Hinata bengong. Cukup lama kepalanya me-loading sebuah memori kecil. Ah—Sungai Arakawa. Tempat dimana Sasuke membela seekor anak ayam hingga babak belur dipukuli tiga bocah seumurannya.

"Bukan aku saja Sasuke-kun, tapi aku dan Neji-niisan yang menemukanmu." Ralat Hinata kalem.

"Yah—terserahlah." Sasuke melahap potongan rotinya yang terakhir.

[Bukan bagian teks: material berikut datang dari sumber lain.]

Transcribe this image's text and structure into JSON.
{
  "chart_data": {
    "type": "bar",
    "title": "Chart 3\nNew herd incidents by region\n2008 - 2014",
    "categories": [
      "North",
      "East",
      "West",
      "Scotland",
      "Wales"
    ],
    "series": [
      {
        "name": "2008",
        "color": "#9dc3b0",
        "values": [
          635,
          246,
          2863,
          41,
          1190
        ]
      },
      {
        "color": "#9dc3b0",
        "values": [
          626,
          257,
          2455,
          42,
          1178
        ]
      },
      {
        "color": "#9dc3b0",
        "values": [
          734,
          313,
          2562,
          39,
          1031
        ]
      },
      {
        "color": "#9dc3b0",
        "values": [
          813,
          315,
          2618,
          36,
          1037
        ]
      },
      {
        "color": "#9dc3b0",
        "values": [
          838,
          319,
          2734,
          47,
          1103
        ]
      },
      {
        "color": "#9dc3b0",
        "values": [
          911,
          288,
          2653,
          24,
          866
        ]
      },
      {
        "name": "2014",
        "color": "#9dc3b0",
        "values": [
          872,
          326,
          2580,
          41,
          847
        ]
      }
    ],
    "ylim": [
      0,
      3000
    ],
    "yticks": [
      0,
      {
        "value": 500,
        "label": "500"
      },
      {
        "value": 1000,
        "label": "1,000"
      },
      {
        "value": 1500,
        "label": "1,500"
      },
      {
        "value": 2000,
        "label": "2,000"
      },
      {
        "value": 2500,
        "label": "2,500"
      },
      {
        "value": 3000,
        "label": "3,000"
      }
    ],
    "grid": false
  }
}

Dan disaat itulah, Hinata membuka sebuah topik yang tema obrolannya random sekali. Sasuke menoleh setengah hati, dengan wajah bosan tak bergairah samasekali.

"O-Oh iya—"

"Ng?"

"Kemarin lusa, ada orang aneh yang menelepon ke rumahku. Dia mengatakan hal aneh, dan memutus sambungan teleponnya begitu saja—"

"UHUK!"

Tiba-tiba saja buntalan roti menyumbat esofagus Sasuke. Ia tersiksa cukup berat disana.

"K-Kau kenapa Sasuke-kun?"

"AIR! M-Mana air! Uhuk!"

Hinata panik. Tunggang langgang ia mencari air untuk temannya yang diam-diam sengaja tersedak demi mengalihkan topik pembicaraan.

.

..

...

[Owari]

A/N : Sebenernya ini kumpulan drabble yang bersambung #plop. Biar romance-nya ga menguar, tapi saya harap kalian suka. Ini versi chibi mereka. Tapi kisaran umurnya ga jelas #plop. Menurut masing-masing pembaca aja deh :v Oh ya, berhubung saya udah lama ga nulis penpik SH, maaf ya kalau seandainya karakter mereka kurang masuk ato gimana. Saya mulai susah ngebayangin sifat mereka, apalagi yang versi chibi. Galau juga mau buat Sasuke kecil super cuek ato agak ceria kayak di canon. Tapi akhirnya jadi kubuat begini deh.

Okay. This will be my last fic on FNI. So—thank you XD It's been so nice to spend many times with you guys and able to write on this lovely place. Thank you.